Thank you for sharing your challenging journey with gynae cancer Rosaleen in the Autumn AGCF newsletter, the AGCF team greatly appreciates your generosity of spirit. Best wishes & kind regards, Leonie

– Leonie Young, CEO AGCF, April 2024

 

Absolutely Leonie, I’m glad it’s been useful. To be honest I did not expect to be alive at this time but have been rescued by morphine being dripped into me in a syringe driver via tiny sub cuts.  They went in on 10 June, 2 community nurses come daily to top the driver up.  I am overwhelmed by the level of care I receive and so deeply grateful for every aspect of it.  Best wishes, Rosaleen

– Rosaleen, June 2024

 

Thank you Rosaleen, its wonderful to hear from you, and so good to know your ongoing care includes up to date treatments and daily nurse visits. Best wishes from the AGCF team, you’re an inspiration to us all.

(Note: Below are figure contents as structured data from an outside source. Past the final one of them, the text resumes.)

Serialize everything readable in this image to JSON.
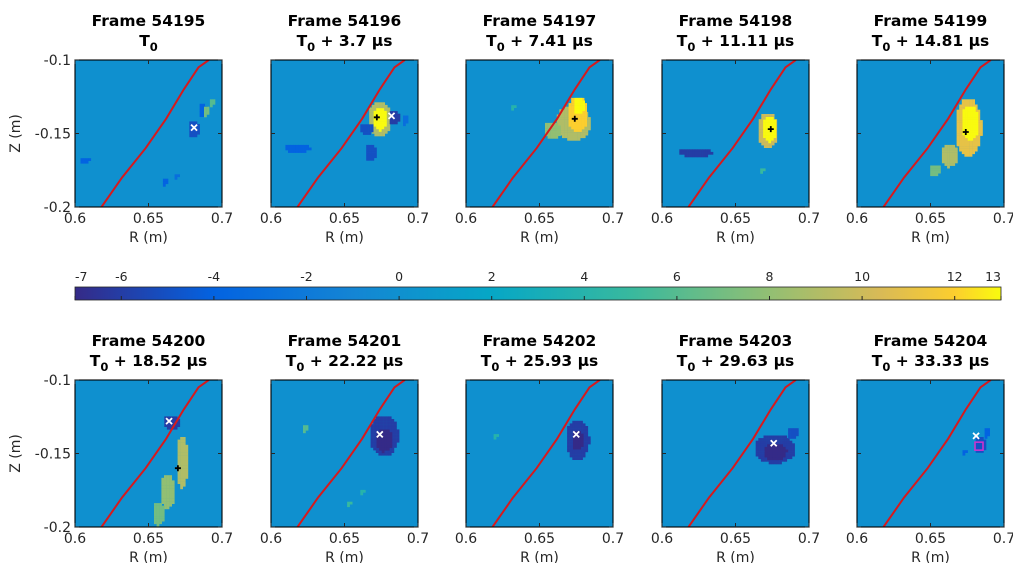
{
  "chart_data": {
    "type": "heatmap",
    "colormap": "parula",
    "colorbar": {
      "orientation": "horizontal",
      "placement": "between-rows",
      "range": [
        -7,
        13
      ],
      "ticks": [
        {
          "value": -7,
          "label": "-7"
        },
        {
          "value": -6,
          "label": "-6"
        },
        {
          "value": -4,
          "label": "-4"
        },
        {
          "value": -2,
          "label": "-2"
        },
        {
          "value": 0,
          "label": "0"
        },
        {
          "value": 2,
          "label": "2"
        },
        {
          "value": 4,
          "label": "4"
        },
        {
          "value": 6,
          "label": "6"
        },
        {
          "value": 8,
          "label": "8"
        },
        {
          "value": 10,
          "label": "10"
        },
        {
          "value": 12,
          "label": "12"
        },
        {
          "value": 13,
          "label": "13"
        }
      ]
    },
    "background_value": 0,
    "xlim": [
      0.6,
      0.7
    ],
    "ylim": [
      -0.2,
      -0.1
    ],
    "xlabel": "R (m)",
    "ylabel": "Z (m)",
    "xticks": [
      {
        "value": 0.6,
        "label": "0.6"
      },
      {
        "value": 0.65,
        "label": "0.65"
      },
      {
        "value": 0.7,
        "label": "0.7"
      }
    ],
    "yticks": [
      {
        "value": -0.1,
        "label": "-0.1"
      },
      {
        "value": -0.15,
        "label": "-0.15"
      },
      {
        "value": -0.2,
        "label": "-0.2"
      }
    ],
    "separatrix": {
      "color": "#d7191c",
      "R": [
        0.618,
        0.632,
        0.648,
        0.662,
        0.674,
        0.684,
        0.691
      ],
      "Z": [
        -0.2,
        -0.18,
        -0.16,
        -0.14,
        -0.12,
        -0.105,
        -0.1
      ]
    },
    "panels": [
      {
        "frame": "Frame 54195",
        "time": [
          "T",
          "0",
          ""
        ],
        "markers": [
          {
            "type": "x",
            "color": "#ffffff",
            "R": 0.681,
            "Z": -0.146
          }
        ],
        "blobs": [
          {
            "R": 0.68,
            "Z": -0.146,
            "rR": 0.004,
            "rZ": 0.006,
            "value": -5
          },
          {
            "R": 0.686,
            "Z": -0.133,
            "rR": 0.003,
            "rZ": 0.005,
            "value": -4
          },
          {
            "R": 0.688,
            "Z": -0.134,
            "rR": 0.002,
            "rZ": 0.004,
            "value": 7
          },
          {
            "R": 0.692,
            "Z": -0.128,
            "rR": 0.002,
            "rZ": 0.003,
            "value": 6
          },
          {
            "R": 0.606,
            "Z": -0.167,
            "rR": 0.004,
            "rZ": 0.002,
            "value": -4
          },
          {
            "R": 0.66,
            "Z": -0.182,
            "rR": 0.002,
            "rZ": 0.003,
            "value": -4
          },
          {
            "R": 0.668,
            "Z": -0.178,
            "rR": 0.002,
            "rZ": 0.002,
            "value": -3
          }
        ]
      },
      {
        "frame": "Frame 54196",
        "time": [
          "T",
          "0",
          " + 3.7 μs"
        ],
        "markers": [
          {
            "type": "plus",
            "color": "#000000",
            "R": 0.672,
            "Z": -0.139
          },
          {
            "type": "x",
            "color": "#ffffff",
            "R": 0.682,
            "Z": -0.138
          }
        ],
        "blobs": [
          {
            "R": 0.673,
            "Z": -0.139,
            "rR": 0.008,
            "rZ": 0.012,
            "value": 9
          },
          {
            "R": 0.673,
            "Z": -0.139,
            "rR": 0.005,
            "rZ": 0.008,
            "value": 13
          },
          {
            "R": 0.683,
            "Z": -0.138,
            "rR": 0.004,
            "rZ": 0.005,
            "value": -6
          },
          {
            "R": 0.69,
            "Z": -0.14,
            "rR": 0.002,
            "rZ": 0.004,
            "value": -3
          },
          {
            "R": 0.664,
            "Z": -0.146,
            "rR": 0.005,
            "rZ": 0.004,
            "value": -5
          },
          {
            "R": 0.667,
            "Z": -0.162,
            "rR": 0.004,
            "rZ": 0.006,
            "value": -5
          },
          {
            "R": 0.617,
            "Z": -0.159,
            "rR": 0.009,
            "rZ": 0.003,
            "value": -4
          }
        ]
      },
      {
        "frame": "Frame 54197",
        "time": [
          "T",
          "0",
          " + 7.41 μs"
        ],
        "markers": [
          {
            "type": "plus",
            "color": "#000000",
            "R": 0.674,
            "Z": -0.14
          }
        ],
        "blobs": [
          {
            "R": 0.672,
            "Z": -0.142,
            "rR": 0.012,
            "rZ": 0.012,
            "value": 9
          },
          {
            "R": 0.675,
            "Z": -0.136,
            "rR": 0.007,
            "rZ": 0.012,
            "value": 12
          },
          {
            "R": 0.658,
            "Z": -0.147,
            "rR": 0.006,
            "rZ": 0.006,
            "value": 8
          },
          {
            "R": 0.676,
            "Z": -0.13,
            "rR": 0.004,
            "rZ": 0.006,
            "value": 13
          },
          {
            "R": 0.631,
            "Z": -0.131,
            "rR": 0.002,
            "rZ": 0.002,
            "value": 4
          }
        ]
      },
      {
        "frame": "Frame 54198",
        "time": [
          "T",
          "0",
          " + 11.11 μs"
        ],
        "markers": [
          {
            "type": "plus",
            "color": "#000000",
            "R": 0.674,
            "Z": -0.147
          }
        ],
        "blobs": [
          {
            "R": 0.671,
            "Z": -0.147,
            "rR": 0.007,
            "rZ": 0.012,
            "value": 10
          },
          {
            "R": 0.672,
            "Z": -0.146,
            "rR": 0.005,
            "rZ": 0.009,
            "value": 13
          },
          {
            "R": 0.622,
            "Z": -0.162,
            "rR": 0.012,
            "rZ": 0.003,
            "value": -6
          },
          {
            "R": 0.667,
            "Z": -0.174,
            "rR": 0.002,
            "rZ": 0.002,
            "value": 5
          }
        ]
      },
      {
        "frame": "Frame 54199",
        "time": [
          "T",
          "0",
          " + 14.81 μs"
        ],
        "markers": [
          {
            "type": "plus",
            "color": "#000000",
            "R": 0.674,
            "Z": -0.149
          }
        ],
        "blobs": [
          {
            "R": 0.675,
            "Z": -0.145,
            "rR": 0.009,
            "rZ": 0.02,
            "value": 11
          },
          {
            "R": 0.676,
            "Z": -0.142,
            "rR": 0.006,
            "rZ": 0.012,
            "value": 13
          },
          {
            "R": 0.662,
            "Z": -0.164,
            "rR": 0.006,
            "rZ": 0.008,
            "value": 9
          },
          {
            "R": 0.652,
            "Z": -0.174,
            "rR": 0.004,
            "rZ": 0.004,
            "value": 7
          }
        ]
      },
      {
        "frame": "Frame 54200",
        "time": [
          "T",
          "0",
          " + 18.52 μs"
        ],
        "markers": [
          {
            "type": "x",
            "color": "#ffffff",
            "R": 0.664,
            "Z": -0.128
          },
          {
            "type": "plus",
            "color": "#000000",
            "R": 0.67,
            "Z": -0.16
          }
        ],
        "blobs": [
          {
            "R": 0.665,
            "Z": -0.128,
            "rR": 0.006,
            "rZ": 0.005,
            "value": -6
          },
          {
            "R": 0.672,
            "Z": -0.155,
            "rR": 0.004,
            "rZ": 0.018,
            "value": 9
          },
          {
            "R": 0.662,
            "Z": -0.175,
            "rR": 0.005,
            "rZ": 0.012,
            "value": 8
          },
          {
            "R": 0.656,
            "Z": -0.19,
            "rR": 0.004,
            "rZ": 0.008,
            "value": 7
          }
        ]
      },
      {
        "frame": "Frame 54201",
        "time": [
          "T",
          "0",
          " + 22.22 μs"
        ],
        "markers": [
          {
            "type": "x",
            "color": "#ffffff",
            "R": 0.674,
            "Z": -0.137
          }
        ],
        "blobs": [
          {
            "R": 0.676,
            "Z": -0.137,
            "rR": 0.01,
            "rZ": 0.014,
            "value": -6
          },
          {
            "R": 0.676,
            "Z": -0.14,
            "rR": 0.006,
            "rZ": 0.008,
            "value": -7
          },
          {
            "R": 0.622,
            "Z": -0.132,
            "rR": 0.002,
            "rZ": 0.003,
            "value": 6
          },
          {
            "R": 0.661,
            "Z": -0.175,
            "rR": 0.002,
            "rZ": 0.002,
            "value": 4
          },
          {
            "R": 0.652,
            "Z": -0.183,
            "rR": 0.002,
            "rZ": 0.002,
            "value": 5
          }
        ]
      },
      {
        "frame": "Frame 54202",
        "time": [
          "T",
          "0",
          " + 25.93 μs"
        ],
        "markers": [
          {
            "type": "x",
            "color": "#ffffff",
            "R": 0.675,
            "Z": -0.137
          }
        ],
        "blobs": [
          {
            "R": 0.675,
            "Z": -0.14,
            "rR": 0.008,
            "rZ": 0.014,
            "value": -6
          },
          {
            "R": 0.675,
            "Z": -0.14,
            "rR": 0.004,
            "rZ": 0.007,
            "value": -7
          },
          {
            "R": 0.619,
            "Z": -0.137,
            "rR": 0.002,
            "rZ": 0.002,
            "value": 4
          }
        ]
      },
      {
        "frame": "Frame 54203",
        "time": [
          "T",
          "0",
          " + 29.63 μs"
        ],
        "markers": [
          {
            "type": "x",
            "color": "#ffffff",
            "R": 0.676,
            "Z": -0.143
          }
        ],
        "blobs": [
          {
            "R": 0.676,
            "Z": -0.146,
            "rR": 0.014,
            "rZ": 0.01,
            "value": -6
          },
          {
            "R": 0.676,
            "Z": -0.148,
            "rR": 0.008,
            "rZ": 0.006,
            "value": -7
          },
          {
            "R": 0.688,
            "Z": -0.135,
            "rR": 0.004,
            "rZ": 0.004,
            "value": -5
          }
        ]
      },
      {
        "frame": "Frame 54204",
        "time": [
          "T",
          "0",
          " + 33.33 μs"
        ],
        "markers": [
          {
            "type": "x",
            "color": "#ffffff",
            "R": 0.681,
            "Z": -0.138
          },
          {
            "type": "square",
            "color": "#cc33cc",
            "R": 0.683,
            "Z": -0.145
          }
        ],
        "blobs": [
          {
            "R": 0.683,
            "Z": -0.143,
            "rR": 0.004,
            "rZ": 0.006,
            "value": -5
          },
          {
            "R": 0.687,
            "Z": -0.135,
            "rR": 0.002,
            "rZ": 0.004,
            "value": -4
          },
          {
            "R": 0.672,
            "Z": -0.148,
            "rR": 0.002,
            "rZ": 0.002,
            "value": -4
          }
        ]
      }
    ]
  }
}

– Leonie Young, CEO AGCF, July 2024

 

Best wishes to you, Neville and the team.  I will be delighted if my contribution is in any small way helpful to others on a difficult cancer journey.  Best wishes, Rosaleen

– Rosaleen, July 2024

 

Thank you very much for your support of AGCF, Rosaleen. Allowing us to share your story will provide inspiration for others who find themselves in a similar situation to you in the future.  I am very pleased to hear that you are receiving first class palliative care….there is no doubt that good palliative care is critical for good quality of life in the last months of life.  Kind regards, Neville

– Prof Neville Hacker AM MD, Founder & Director AGCF, July 2024

 

Vale Rosaleen.

Postscript from Rosaleen’s daughter, Francesca, Sept 2024:

Thank you for your support of my Mum, she really valued being able to share her story with other people in the community. Best regards, Francesca

Rosaleen Kirby died on 5 August 2024 at home surrounded by the family she loved so dearly. Once the oral painkillers were no longer effectively absorbed, she spent some two months on sub-cut morphine with daily visits from the wonderful community and palliative care nurses which allowed her to stay at home. Although her symptoms deteriorated in other ways, her pain was well managed and she spent precious time with her family and friends right up until the day she died. Mum fought hard to stay with us as she didnt want to miss a moment, but when it was time for her to go she bravely chose Voluntary Assisted Dying. We are grateful that this service is available in NSW and felt so well supported by the lovely people who work there. We have felt an outpouring of love for Rosaleen since she died and feel lucky to have lived life beside such a loving, clever and funny woman.